How "personality rights" interact with freedom of speech, the right to say things that are demonstrably true, the interests of historical analysis, and other speech rights, has not yet been sorted out. What this means in practice is that whoever has the biggest lawyers gets to play the bully. Thus, you could in theory publish pornography starring Franklin and Eleanor Roosevelt, Richard Feynman, Omar Bradley, or Rosa Parks, but the likeness of Sonny Bono is sacrosanct until 2073.
(Rant: The very existence of that law is a gross distortion of the legal system. Why should the heirs of celebrities have rights no one else does -- continuing for
75 years after their deaths? It's just one more bought-and-paid-for Hollywood law for which there's no sane justification: a standing affront to the public good and the common discourse.) (/End of rant.)
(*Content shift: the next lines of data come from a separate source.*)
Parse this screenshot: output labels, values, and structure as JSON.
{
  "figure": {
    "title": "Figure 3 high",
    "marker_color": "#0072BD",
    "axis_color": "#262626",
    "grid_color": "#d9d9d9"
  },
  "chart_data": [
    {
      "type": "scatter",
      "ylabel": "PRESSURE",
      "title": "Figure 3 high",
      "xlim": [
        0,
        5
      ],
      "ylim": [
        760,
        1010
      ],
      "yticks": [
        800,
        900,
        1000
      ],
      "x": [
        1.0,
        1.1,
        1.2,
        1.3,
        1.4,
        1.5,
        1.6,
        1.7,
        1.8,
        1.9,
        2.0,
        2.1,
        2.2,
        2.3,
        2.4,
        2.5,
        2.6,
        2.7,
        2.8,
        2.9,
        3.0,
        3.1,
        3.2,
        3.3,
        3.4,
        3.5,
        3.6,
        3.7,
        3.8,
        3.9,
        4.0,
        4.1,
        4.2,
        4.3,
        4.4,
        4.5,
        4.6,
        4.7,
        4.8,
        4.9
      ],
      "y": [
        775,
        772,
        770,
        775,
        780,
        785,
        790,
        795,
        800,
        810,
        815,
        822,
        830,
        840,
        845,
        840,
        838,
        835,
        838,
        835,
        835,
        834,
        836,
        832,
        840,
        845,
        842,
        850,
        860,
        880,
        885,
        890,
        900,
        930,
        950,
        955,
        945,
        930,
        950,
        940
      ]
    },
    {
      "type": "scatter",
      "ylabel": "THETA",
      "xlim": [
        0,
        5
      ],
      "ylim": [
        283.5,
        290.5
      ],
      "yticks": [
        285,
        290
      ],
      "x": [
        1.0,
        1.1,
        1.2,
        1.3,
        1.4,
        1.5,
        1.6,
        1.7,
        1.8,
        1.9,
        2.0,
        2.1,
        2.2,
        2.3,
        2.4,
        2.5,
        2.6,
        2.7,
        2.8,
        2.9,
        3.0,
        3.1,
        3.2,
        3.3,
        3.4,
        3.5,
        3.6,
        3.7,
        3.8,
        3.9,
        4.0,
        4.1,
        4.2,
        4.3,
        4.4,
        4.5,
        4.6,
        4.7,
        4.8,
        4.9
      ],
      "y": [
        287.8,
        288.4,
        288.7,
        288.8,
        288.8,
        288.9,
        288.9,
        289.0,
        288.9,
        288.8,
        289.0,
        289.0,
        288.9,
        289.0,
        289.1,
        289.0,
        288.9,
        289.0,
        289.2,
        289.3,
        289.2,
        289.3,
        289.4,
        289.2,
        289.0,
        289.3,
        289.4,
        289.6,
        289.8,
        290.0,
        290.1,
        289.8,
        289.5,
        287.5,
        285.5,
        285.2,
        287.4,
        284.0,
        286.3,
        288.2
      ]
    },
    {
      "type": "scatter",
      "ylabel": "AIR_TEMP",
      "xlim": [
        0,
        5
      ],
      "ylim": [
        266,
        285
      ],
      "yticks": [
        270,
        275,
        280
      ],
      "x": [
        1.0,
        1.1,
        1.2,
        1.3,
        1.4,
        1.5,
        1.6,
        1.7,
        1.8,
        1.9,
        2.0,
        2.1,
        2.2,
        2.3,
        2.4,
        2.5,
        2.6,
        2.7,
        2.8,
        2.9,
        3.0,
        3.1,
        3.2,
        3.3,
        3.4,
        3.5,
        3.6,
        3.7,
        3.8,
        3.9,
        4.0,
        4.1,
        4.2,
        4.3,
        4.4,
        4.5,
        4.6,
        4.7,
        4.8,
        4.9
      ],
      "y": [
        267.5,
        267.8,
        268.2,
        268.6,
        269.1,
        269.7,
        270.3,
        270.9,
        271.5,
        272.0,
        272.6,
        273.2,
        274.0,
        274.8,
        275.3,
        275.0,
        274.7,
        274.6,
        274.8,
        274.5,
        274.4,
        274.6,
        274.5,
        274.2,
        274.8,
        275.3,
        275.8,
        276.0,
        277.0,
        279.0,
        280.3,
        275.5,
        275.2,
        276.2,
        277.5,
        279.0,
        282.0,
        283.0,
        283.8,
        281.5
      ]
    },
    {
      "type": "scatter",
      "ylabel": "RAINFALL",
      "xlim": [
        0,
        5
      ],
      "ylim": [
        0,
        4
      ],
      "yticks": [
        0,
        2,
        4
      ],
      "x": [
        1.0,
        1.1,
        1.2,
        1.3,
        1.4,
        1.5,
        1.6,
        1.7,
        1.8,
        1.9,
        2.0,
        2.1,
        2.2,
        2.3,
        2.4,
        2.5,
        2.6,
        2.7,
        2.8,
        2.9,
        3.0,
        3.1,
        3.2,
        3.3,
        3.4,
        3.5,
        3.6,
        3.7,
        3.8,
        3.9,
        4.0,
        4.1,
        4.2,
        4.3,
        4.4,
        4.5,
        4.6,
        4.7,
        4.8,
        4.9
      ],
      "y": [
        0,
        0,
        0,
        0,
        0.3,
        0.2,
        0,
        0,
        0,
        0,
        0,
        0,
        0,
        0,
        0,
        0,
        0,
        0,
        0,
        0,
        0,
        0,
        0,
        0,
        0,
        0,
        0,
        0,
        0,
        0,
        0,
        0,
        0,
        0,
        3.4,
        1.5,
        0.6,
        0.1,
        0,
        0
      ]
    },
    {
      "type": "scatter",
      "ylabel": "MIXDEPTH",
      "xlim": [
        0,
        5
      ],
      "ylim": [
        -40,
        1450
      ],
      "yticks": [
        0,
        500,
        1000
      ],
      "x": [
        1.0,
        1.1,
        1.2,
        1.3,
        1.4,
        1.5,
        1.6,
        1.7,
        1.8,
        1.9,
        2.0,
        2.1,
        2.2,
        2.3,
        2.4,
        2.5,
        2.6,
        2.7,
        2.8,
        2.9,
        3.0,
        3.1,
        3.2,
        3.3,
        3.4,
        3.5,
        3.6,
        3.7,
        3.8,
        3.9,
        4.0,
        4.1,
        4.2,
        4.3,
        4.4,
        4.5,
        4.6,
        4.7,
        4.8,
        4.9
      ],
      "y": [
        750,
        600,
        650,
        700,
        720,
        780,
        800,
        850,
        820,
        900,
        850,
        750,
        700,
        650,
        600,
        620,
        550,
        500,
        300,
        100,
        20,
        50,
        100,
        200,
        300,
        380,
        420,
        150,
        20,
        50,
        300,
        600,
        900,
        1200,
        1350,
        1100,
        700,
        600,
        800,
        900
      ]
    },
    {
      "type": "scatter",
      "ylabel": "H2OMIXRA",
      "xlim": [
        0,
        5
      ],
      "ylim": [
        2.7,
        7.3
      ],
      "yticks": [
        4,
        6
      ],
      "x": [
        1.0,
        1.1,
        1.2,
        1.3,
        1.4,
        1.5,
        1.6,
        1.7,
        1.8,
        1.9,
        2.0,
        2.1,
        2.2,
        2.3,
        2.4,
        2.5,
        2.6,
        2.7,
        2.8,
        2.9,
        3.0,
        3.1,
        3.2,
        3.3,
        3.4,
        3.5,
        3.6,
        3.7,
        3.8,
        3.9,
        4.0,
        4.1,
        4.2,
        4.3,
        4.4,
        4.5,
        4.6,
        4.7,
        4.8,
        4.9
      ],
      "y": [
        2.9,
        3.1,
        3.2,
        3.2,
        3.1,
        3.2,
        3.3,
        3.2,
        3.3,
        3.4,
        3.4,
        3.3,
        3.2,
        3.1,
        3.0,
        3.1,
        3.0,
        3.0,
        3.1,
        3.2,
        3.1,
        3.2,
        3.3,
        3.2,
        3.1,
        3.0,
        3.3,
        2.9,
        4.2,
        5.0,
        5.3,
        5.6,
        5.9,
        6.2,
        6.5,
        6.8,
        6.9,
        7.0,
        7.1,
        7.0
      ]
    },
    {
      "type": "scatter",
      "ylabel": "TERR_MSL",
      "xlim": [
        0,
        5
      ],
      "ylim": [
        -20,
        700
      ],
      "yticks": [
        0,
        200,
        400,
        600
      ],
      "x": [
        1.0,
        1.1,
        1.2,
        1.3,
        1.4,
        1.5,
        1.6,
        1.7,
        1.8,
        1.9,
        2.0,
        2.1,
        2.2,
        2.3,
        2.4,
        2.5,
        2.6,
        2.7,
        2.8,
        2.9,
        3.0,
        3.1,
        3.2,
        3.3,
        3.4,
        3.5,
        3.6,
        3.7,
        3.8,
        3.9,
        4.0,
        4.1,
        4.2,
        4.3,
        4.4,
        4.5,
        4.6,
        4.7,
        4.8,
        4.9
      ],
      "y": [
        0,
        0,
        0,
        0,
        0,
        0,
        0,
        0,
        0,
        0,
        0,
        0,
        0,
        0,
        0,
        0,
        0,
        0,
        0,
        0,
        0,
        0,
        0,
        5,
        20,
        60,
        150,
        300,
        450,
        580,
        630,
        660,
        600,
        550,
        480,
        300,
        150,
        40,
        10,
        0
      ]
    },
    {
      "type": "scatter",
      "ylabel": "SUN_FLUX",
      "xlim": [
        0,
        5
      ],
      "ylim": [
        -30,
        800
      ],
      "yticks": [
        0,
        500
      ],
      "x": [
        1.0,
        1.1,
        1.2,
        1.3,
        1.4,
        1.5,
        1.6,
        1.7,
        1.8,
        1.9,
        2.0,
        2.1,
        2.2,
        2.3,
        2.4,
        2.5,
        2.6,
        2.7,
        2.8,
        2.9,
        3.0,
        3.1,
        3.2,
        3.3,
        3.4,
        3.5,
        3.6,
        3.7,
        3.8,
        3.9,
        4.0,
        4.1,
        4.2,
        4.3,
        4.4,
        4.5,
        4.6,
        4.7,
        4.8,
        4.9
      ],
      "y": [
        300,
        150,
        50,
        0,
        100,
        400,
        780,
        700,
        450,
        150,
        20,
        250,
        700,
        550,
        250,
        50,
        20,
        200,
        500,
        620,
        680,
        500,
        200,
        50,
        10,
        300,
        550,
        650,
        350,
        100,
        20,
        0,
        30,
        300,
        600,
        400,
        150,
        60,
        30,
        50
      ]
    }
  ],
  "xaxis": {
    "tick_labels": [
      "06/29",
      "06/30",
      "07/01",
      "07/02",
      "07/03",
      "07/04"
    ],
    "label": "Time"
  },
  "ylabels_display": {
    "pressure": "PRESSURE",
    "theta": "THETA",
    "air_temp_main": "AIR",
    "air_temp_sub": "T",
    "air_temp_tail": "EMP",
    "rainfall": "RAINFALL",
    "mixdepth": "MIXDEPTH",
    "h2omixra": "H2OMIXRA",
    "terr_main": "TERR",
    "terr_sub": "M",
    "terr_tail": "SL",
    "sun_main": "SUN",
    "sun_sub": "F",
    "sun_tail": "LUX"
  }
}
So you're free to write a book about Abraham Lincoln hunting vampires, but if you want to write the same book about Ronald Reagan, you would have to get permission from his heirs.
If it's parodic, satirical, or otherwise functions as commentary, you're on firmer ground. To use a different strategy, if what you say is demonstrably true, you're also on solid ground.
Practically speaking, the more literary oomph you can muster, the more rights you have. This isn't fair, and strictly speaking it isn't the law, but it's how things work. If your book has literary pretensions, cover quotes from distinguished sources, and it's published by the likes of Viking, or Atlantic, or Farrar Straus Giroux, you can get away with things no trashy paperback could ever dream of.
The same restrictions don't apply to non-fiction.
Again, a different set of restrictions apply.